Yes, Your Data Must Be Conditioned

When I was a little boy, I wished for a magic wand. Oh, the things I could do with that magic wand. Turn my bike into a motorcycle. Turn every vegetable into cherry pie. And, of course, have my own computer. I grew up in an age when computers were in data centers and you needed a raised floor to run all the cables.

When I read about some of the Smart Manufacturing solutions out there, I’d get the feeling that these companies must’ve had a magic wand. They completely ignore one of the dirtiest jobs needed to build a Smart Manufacturing system: Data Conditioning.

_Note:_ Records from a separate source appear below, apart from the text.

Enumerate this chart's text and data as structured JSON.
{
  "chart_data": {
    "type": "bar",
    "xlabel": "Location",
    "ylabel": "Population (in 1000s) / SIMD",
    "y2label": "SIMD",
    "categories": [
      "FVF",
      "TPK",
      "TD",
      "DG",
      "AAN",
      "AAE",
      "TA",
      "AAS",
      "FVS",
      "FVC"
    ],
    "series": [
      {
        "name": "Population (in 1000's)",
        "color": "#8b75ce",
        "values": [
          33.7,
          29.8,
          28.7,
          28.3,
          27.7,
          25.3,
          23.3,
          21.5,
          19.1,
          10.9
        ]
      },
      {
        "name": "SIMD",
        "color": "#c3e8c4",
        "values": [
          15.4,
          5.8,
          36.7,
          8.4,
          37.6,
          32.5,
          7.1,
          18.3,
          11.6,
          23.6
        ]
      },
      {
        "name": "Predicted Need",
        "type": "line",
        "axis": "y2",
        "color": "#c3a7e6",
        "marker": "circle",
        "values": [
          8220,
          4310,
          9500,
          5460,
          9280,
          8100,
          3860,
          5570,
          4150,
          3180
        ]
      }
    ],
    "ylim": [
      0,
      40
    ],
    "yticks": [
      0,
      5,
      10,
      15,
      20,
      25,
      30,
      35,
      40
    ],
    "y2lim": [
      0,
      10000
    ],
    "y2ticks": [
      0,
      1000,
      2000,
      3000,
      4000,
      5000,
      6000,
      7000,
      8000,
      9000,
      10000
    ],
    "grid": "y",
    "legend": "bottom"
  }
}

It’s unfortunate that all data is not created equal. It comes in a variety of formats, sizes and nomenclature. Take tank level for example, glue tanks, water tanks, medicine tanks…etc. There are lots of tanks around a manufacturing plant. The tank levels can be in feet, inches, millimeters or even a percentage. Sometimes, it’s analog and the output of a sensor that generates a 0-5, 0-10 or 0-24V signal. If it’s digital, it might be expressed as a floating point, an unsigned integer, binary coded decimal value or even a string of ASCII digits.

You will likely have all sorts of conditioning challenges. Equipment comes from different manufacturers with different standards and these standards are different all around the world. Since these kinds of problems exist, there’s no doubt you will have to deal with them sometime.

You can deal with them at the equipment level. You might do data conversion at the controller level. Or you might format your data in an aggregator. You’ll want to do it as close as you can to the original data source. The worst place to deal with data conditioning is in the Cloud where the source equipment might be obscured.

No matter what system you have, data conditioning is something you will have to deal with. It’s an unfortunate truth of Smart Manufacturing that a lot of vendors gloss over.